إِنَّ اللَّهَ سَرِيعُ الْحِسَابِ (EınNa elLAHa SaRIyGu eLXıSAvBu) “Allah hesabı süratli olandır.”
Genellikle insanlar Allah’ın kudretine inanmaktadırlar.
Ama bazı insanlar bunun ilerde olacağını, şimdilik biz bunu yani bazı işleri yapsak bile bir şey olmaz diye düşünmektedirler! Şimdilik biz Avrupa Birliği’ne bir girelim, ondan sonra Allah’ın dediklerini yaparız derler!

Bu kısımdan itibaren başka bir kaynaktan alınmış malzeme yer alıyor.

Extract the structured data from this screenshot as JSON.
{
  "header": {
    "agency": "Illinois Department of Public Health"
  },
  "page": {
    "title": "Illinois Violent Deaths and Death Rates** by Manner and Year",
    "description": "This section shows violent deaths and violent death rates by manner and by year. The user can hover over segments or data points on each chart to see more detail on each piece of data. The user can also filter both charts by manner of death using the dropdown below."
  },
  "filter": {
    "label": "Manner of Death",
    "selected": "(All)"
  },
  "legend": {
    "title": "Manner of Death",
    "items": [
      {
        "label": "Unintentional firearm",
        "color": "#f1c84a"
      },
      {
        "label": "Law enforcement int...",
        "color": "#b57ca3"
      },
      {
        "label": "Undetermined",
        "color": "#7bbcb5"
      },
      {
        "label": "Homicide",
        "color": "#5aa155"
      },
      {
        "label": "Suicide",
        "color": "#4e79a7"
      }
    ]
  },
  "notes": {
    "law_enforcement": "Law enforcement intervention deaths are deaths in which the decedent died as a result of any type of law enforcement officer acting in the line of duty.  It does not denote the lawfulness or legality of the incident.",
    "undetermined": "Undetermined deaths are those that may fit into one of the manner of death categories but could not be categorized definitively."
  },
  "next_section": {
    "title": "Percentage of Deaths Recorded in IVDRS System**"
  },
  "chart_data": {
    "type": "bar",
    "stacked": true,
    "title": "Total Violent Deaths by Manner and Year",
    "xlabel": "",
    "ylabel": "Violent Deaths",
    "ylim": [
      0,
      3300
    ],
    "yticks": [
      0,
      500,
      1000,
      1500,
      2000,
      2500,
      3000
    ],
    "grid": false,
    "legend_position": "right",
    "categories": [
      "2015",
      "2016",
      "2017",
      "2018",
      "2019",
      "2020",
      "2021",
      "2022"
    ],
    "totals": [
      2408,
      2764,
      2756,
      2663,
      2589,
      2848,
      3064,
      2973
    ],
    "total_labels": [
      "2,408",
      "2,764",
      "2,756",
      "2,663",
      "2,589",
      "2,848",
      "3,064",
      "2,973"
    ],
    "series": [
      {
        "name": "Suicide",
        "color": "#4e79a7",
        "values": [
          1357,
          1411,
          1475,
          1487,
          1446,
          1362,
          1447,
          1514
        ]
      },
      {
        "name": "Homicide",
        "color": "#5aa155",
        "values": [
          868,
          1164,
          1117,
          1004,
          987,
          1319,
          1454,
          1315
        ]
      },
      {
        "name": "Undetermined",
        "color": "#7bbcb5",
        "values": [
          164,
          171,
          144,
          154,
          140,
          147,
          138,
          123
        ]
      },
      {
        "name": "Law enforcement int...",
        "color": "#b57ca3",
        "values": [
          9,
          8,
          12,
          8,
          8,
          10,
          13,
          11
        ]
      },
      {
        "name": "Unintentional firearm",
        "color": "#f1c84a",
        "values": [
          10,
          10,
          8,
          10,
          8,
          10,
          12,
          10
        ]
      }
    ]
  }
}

Avrupa’yı Tanrı’ya şerik (yani ortak) yaparlar. Meseleyi daha da ileri götürüp Avrupa’yı güçlü, Allah’ı aciz sanırlar!
Biz 1960’larda siyaset yapmaya başladığımızda bize hep şunu telkin ettiler; “Siz oy alsanız bile sizi iktidar etmezler! Takiyye yapalım, Adalet Partisi’nin arkasından gidelim!..”
Risale-i Nur talebelerine; “Gelin hep beraber Akevler Kooperatifi’nde organize olalım.” dediğimizde; “Bizi yaşatmazlar!” diye kaçındılar. Sonra ne oldu? Bugün tüm dünyada organize olmuş Nur talebeleri vardır.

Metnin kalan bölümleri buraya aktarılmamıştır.